Writing Funny Things When You’re Sad

Last year, when I wrote the first instalment of Sesame Seade, I didn’t have a care in the world. Gaily bedight, I carried my mini-computer around Cambridge and typed away in various coffee shops and all the Frappucinos in the world smiled at my enthusiasm and little birds sang songs of joy in the blue skies. Easy to be funny when things are generally fun.

And then Sesame got sold, and suddenly there is A Deadline for book 2 of Sesame Seade (Gargoyles Gone AWOL). But just at the time when I was supposed to start writing it, I ran into some quite unfunny personal difficulties, and suddenly it wasn’t as easy-peasy as it had been to write what is essentially supposed to be a lolarious book, as opposed to a supreme tear-jerker.

And thus I discovered what happens when you try to write something funny when you’re sad:

1) The Woody Allen syndrome: Every joke ends up being a sad sarcastic comment about your own existential crisis. Which, of course, is endlessly fascinating to nine-year-old readers (not).

2) The Laurel & Hardy syndrome: Since I can’t do verbal humour and sophisticated jokes anymore, let’s cram the page with slapstick comedy! Ha-ha! Look at her falling over! Brilliant if you want it to sound like your heroine’s lost all her brain cells somewhere between books 1 and 2 and has also become completely malcoordinated.

3) The Recycling Bin syndrome: Hey, there were some funny passages in book 1. What if I changed a word or two and recontextualised them in book 2? Works wonders if your readership is exclusively composed of goldfish.

4) The Mission: Impossible syndrome: If I can’t make it funny, at least I can make it HYPERACTIVE with like A LOT of ACTION and people who RUN and JUMP and at some point there’s a BANG and a WHOOSH and who cares about humour when there are SHRAPNELS???!!! There are many problems with this, the first being that I don’t know what shrapnels are.
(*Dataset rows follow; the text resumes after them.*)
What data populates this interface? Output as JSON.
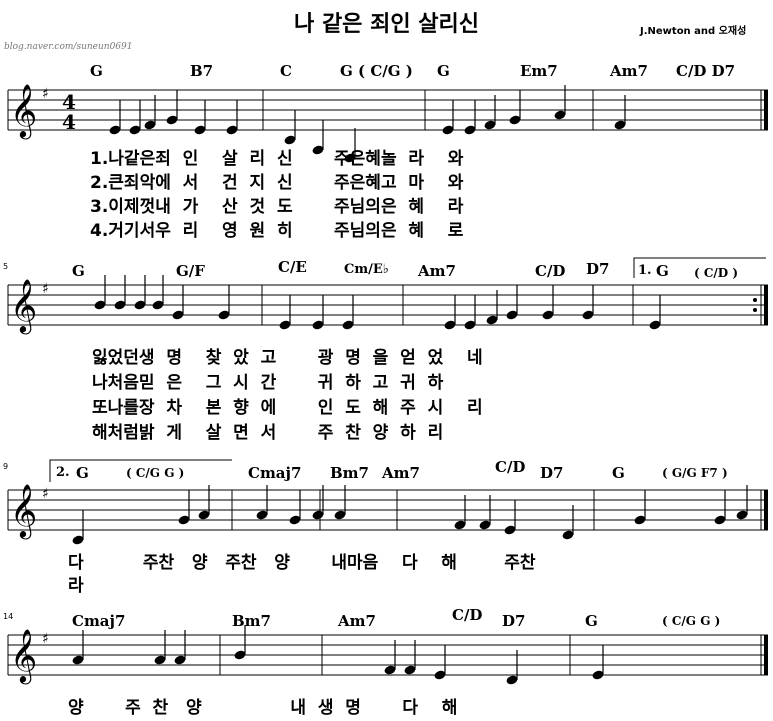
{
  "title": "나 같은 죄인 살리신",
  "composer": "J.Newton and 오재성",
  "blog": "blog.naver.com/suneun0691",
  "measure_numbers": [
    "5",
    "9",
    "14"
  ],
  "time_sig": [
    "4",
    "4"
  ],
  "ending1": "1.",
  "ending2": "2.",
  "system1": {
    "chords": [
      "G",
      "B7",
      "C",
      "G ( C/G )",
      "G",
      "Em7",
      "Am7",
      "C/D D7"
    ],
    "lyrics": [
      "1.나같은죄  인    살  리  신       주은혜놀  라    와",
      "2.큰죄악에  서    건  지  신       주은혜고  마    와",
      "3.이제껏내  가    산  것  도       주님의은  혜    라",
      "4.거기서우  리    영  원  히       주님의은  혜    로"
    ]
  },
  "system2": {
    "chords": [
      "G",
      "G/F",
      "C/E",
      "Cm/E♭",
      "Am7",
      "C/D",
      "D7",
      "G",
      "( C/D )"
    ],
    "lyrics": [
      "잃었던생  명    찾  았  고       광  명  을  얻  었    네",
      "나처음믿  은    그  시  간       귀  하  고  귀  하",
      "또나를장  차    본  향  에       인  도  해  주  시    리",
      "해처럼밝  게    살  면  서       주  찬  양  하  리"
    ]
  },
  "system3": {
    "chords": [
      "G",
      "( C/G G )",
      "Cmaj7",
      "Bm7",
      "Am7",
      "C/D",
      "D7",
      "G",
      "( G/G F7 )"
    ],
    "lyrics": [
      "다          주찬   양   주찬   양       내마음    다    해        주찬",
      "라"
    ]
  },
  "system4": {
    "chords": [
      "Cmaj7",
      "Bm7",
      "Am7",
      "C/D",
      "D7",
      "G",
      "( C/G G )"
    ],
    "lyrics": [
      "양       주  찬   양               내  생  명       다    해"
    ]
  }
}
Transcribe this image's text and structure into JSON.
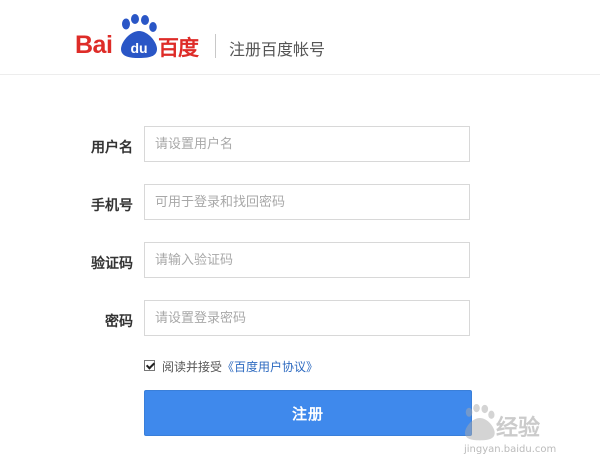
{
  "header": {
    "logo_text": "Baidu百度",
    "logo_bai": "Bai",
    "logo_du": "du",
    "logo_cn": "百度",
    "title": "注册百度帐号"
  },
  "form": {
    "fields": [
      {
        "label": "用户名",
        "placeholder": "请设置用户名",
        "value": ""
      },
      {
        "label": "手机号",
        "placeholder": "可用于登录和找回密码",
        "value": ""
      },
      {
        "label": "验证码",
        "placeholder": "请输入验证码",
        "value": ""
      },
      {
        "label": "密码",
        "placeholder": "请设置登录密码",
        "value": ""
      }
    ],
    "agreement": {
      "checked": true,
      "text": "阅读并接受",
      "link": "《百度用户协议》"
    },
    "submit_label": "注册"
  },
  "watermark": {
    "text": "经验",
    "url": "jingyan.baidu.com"
  },
  "colors": {
    "brand_red": "#de2c28",
    "brand_blue": "#2a56c6",
    "button_blue": "#3f89ec",
    "link_blue": "#2d6ac0"
  }
}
But you’ll be glad to hear that after a lot of dilly-dallying and soul-searching and obsessive synopsis sessions (writing a synopsis doesn’t require humour), I finally managed to get going on Gargoyles Gone AWOL. And lo and behold, once you stop angsting about how unfunny you’ve become because of the unfunniness of your current situation, you realise that forcing yourself to write funny things not only works – just like it used to – but also cheers you up.

Bibliotherapy I guess, but the other way around.